Pick of the Week


Whatever And Ever Amen
Ben Folds Five
(Epic)



 ようやく出ました。

 これはもう売れるしかないでしょう。絶対好きだもの、日本のポップス・ファンならば。このアルバムについては『ミュージック・マガジン』誌でレヴューをさせてもらっているので、その原稿をまたもや禁断の無断転載させてもらいます。曲名を番号で書いちゃってるので、わかんないと思いますが、別にわかんなくても支障はないだろうし。そのままいきます。


for Music Magazine, Feb 1997

 来日したとき、レーベルを移籍してニュー・アルバムのレコーディングを進めている、と話してくれたけれど。あれが1年近く前。けっこう時間がかかったな。ともあれ、待望のセカンドの登場だ。

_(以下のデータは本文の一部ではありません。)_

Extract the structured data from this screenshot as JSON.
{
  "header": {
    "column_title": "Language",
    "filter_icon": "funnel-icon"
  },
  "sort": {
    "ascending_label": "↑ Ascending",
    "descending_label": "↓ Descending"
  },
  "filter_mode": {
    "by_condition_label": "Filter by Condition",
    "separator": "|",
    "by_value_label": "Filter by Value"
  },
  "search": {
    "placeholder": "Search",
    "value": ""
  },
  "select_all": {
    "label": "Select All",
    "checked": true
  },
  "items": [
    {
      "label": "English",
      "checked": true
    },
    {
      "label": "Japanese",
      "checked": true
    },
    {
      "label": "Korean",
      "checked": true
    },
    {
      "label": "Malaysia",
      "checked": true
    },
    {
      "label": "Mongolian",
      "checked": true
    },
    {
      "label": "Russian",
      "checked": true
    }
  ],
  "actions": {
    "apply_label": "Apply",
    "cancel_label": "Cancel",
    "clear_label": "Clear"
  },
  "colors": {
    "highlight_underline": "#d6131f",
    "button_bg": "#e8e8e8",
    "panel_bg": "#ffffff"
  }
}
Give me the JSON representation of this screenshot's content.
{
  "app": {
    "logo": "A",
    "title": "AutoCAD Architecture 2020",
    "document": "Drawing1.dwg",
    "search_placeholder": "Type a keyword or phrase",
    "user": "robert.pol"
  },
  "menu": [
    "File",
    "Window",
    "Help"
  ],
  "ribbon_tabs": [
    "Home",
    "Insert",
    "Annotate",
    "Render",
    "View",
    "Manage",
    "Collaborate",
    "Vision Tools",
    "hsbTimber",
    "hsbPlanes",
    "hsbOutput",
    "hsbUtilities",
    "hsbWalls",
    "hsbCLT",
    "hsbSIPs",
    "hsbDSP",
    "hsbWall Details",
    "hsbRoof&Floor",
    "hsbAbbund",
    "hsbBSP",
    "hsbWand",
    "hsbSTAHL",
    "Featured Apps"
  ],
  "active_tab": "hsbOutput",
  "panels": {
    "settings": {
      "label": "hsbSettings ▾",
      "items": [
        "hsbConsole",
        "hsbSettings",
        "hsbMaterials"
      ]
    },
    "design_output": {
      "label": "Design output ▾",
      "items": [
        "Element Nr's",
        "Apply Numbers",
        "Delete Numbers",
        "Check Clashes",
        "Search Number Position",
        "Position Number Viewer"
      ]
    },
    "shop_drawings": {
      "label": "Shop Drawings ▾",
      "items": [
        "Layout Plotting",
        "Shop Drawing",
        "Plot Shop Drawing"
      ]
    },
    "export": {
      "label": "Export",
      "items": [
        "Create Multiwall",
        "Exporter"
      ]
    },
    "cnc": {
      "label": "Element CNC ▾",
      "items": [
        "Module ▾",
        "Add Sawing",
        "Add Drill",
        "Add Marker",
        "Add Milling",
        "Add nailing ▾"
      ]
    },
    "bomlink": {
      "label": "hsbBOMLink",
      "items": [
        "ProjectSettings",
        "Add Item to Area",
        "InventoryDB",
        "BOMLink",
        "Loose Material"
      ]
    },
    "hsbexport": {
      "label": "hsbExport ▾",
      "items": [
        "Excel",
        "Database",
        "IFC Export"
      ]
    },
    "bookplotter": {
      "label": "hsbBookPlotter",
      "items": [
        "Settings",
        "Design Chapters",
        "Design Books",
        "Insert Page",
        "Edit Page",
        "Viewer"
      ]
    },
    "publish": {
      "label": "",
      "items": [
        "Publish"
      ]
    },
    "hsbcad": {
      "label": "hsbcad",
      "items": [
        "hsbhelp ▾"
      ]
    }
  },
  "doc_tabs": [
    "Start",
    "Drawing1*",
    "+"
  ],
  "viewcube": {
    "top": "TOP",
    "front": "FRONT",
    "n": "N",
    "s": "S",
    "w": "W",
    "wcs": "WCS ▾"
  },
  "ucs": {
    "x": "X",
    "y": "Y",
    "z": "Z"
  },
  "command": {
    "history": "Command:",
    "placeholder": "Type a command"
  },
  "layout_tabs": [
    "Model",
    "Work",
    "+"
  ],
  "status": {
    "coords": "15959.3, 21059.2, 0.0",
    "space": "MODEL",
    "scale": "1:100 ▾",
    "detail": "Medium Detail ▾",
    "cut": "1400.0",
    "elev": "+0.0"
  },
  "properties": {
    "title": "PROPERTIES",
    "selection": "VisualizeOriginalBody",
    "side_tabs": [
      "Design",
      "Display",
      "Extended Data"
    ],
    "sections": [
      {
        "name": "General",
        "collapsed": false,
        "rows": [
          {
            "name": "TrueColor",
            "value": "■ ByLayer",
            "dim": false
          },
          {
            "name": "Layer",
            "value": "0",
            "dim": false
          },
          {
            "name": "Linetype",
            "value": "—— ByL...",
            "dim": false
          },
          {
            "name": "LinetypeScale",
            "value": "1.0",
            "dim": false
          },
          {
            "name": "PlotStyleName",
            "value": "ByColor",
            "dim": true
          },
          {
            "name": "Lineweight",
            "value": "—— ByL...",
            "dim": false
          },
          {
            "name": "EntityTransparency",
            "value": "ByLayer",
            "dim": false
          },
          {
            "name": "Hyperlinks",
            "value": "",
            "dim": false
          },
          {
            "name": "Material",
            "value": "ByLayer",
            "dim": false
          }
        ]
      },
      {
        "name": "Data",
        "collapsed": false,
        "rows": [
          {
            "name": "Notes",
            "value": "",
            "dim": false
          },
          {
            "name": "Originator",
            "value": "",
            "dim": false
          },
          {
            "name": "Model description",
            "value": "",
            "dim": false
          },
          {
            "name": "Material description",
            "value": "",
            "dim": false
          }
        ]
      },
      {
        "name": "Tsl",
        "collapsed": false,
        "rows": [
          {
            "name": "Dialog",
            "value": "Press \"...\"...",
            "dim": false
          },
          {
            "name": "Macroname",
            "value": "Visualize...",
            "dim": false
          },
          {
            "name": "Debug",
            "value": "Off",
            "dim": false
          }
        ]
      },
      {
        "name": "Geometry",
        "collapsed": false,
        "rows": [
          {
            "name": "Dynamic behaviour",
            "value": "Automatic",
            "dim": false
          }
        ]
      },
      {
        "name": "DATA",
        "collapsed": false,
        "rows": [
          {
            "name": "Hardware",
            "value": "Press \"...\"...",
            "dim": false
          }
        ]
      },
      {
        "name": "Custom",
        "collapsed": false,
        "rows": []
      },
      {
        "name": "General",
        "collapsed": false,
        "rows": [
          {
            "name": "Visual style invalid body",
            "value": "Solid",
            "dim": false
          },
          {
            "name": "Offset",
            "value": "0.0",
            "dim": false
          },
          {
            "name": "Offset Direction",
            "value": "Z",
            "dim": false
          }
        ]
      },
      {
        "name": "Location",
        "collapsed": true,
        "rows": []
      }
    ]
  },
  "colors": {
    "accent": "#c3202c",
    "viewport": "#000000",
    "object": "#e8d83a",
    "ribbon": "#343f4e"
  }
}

 この人たちの場合、中心メンバーであるベン・フォールズの卓抜したメロディ・センスが人気の一因。といっても、ヒップホップ、オルタナ以降、変わるべくして変わってきたポップ・メロディ感覚ではなく、時代を超えて受け継がれてきた永遠のアメリカン・ポップ・メロディの感覚。ベン・フォールズは「作曲家としてはニール・セダカがいちばん好き」と語っていたっけ。彼らが特に日本でウケるのは、たとえばフヌけたスウェディッシュ・ポップとやらが日本で分不相応な人気を博しているのと同じ理由からなのかもしれない。本場アメリカの音楽シーンが忘れてしまった往年のアメリカン・ポップ・メロディへの憧憬というか。もちろん、ベン・フォールズのほうは本国アメリカから出てきたアクトだけに、大方のスウェーデンものに付き物のヴァーチャルな手触りはない。同じベクトルをたどりながらも、腰の強さとフトコロの深さを武器に、見事な説得力を獲得。その辺の感覚は今回のアルバムでも炸裂している。70年代のニール・セダカとか、当時の彼をバックアップしていた10CCやエルトン・ジョンあたりにも通じる、洗練と屈折とが絶妙に交錯するメロディの雨アラレ。ランディ・ニューマンやヴァン・ダイク・パークス的な抗いようのないアメリカン・ノスタルジアも健在だ。歌詞のひねくれ具合も相変わらず。

 が、サウンドのほうはちょっと変わった。ファーストで聞かれた、こう、なんというか、オルタナ・ギター・バンドに負けないパワーをピアノ・トリオで…みたいな意図は、少々後退。日本公演でも新曲として披露されていた4あたりはファーストの延長上にあるパワー・ポップだが、ほとんどの曲は歌詞の持ち味に寄り添うように少し内省的になっている。曲によってオルガンが加えられたり、ストリングスがあしらわれたり。シンガー・ソングライターとしてのベン・フォールズのアルバムという感じか。その辺を物足りないと感じるリスナーがいるかもしれない。オルタナ系バンドが飽和状態となり、新感覚のシンガー・ソングライターたちの台頭に注目が集まる昨今のアメリカの音楽シーンの動向を見据えた変化なのかな。だとしたら、けっこう的を得たやり口とも思える。

 やはり来日公演で演奏された1や9、トリッキーな8分食いのリフとポップなメロディとの組み合わせがかっこいい6(96年暮れにベンと結婚した奥様のことを歌ったものだとか)などが聞きもの。日本盤のみ、4の日本語ヴァージョンをボーナス収録している。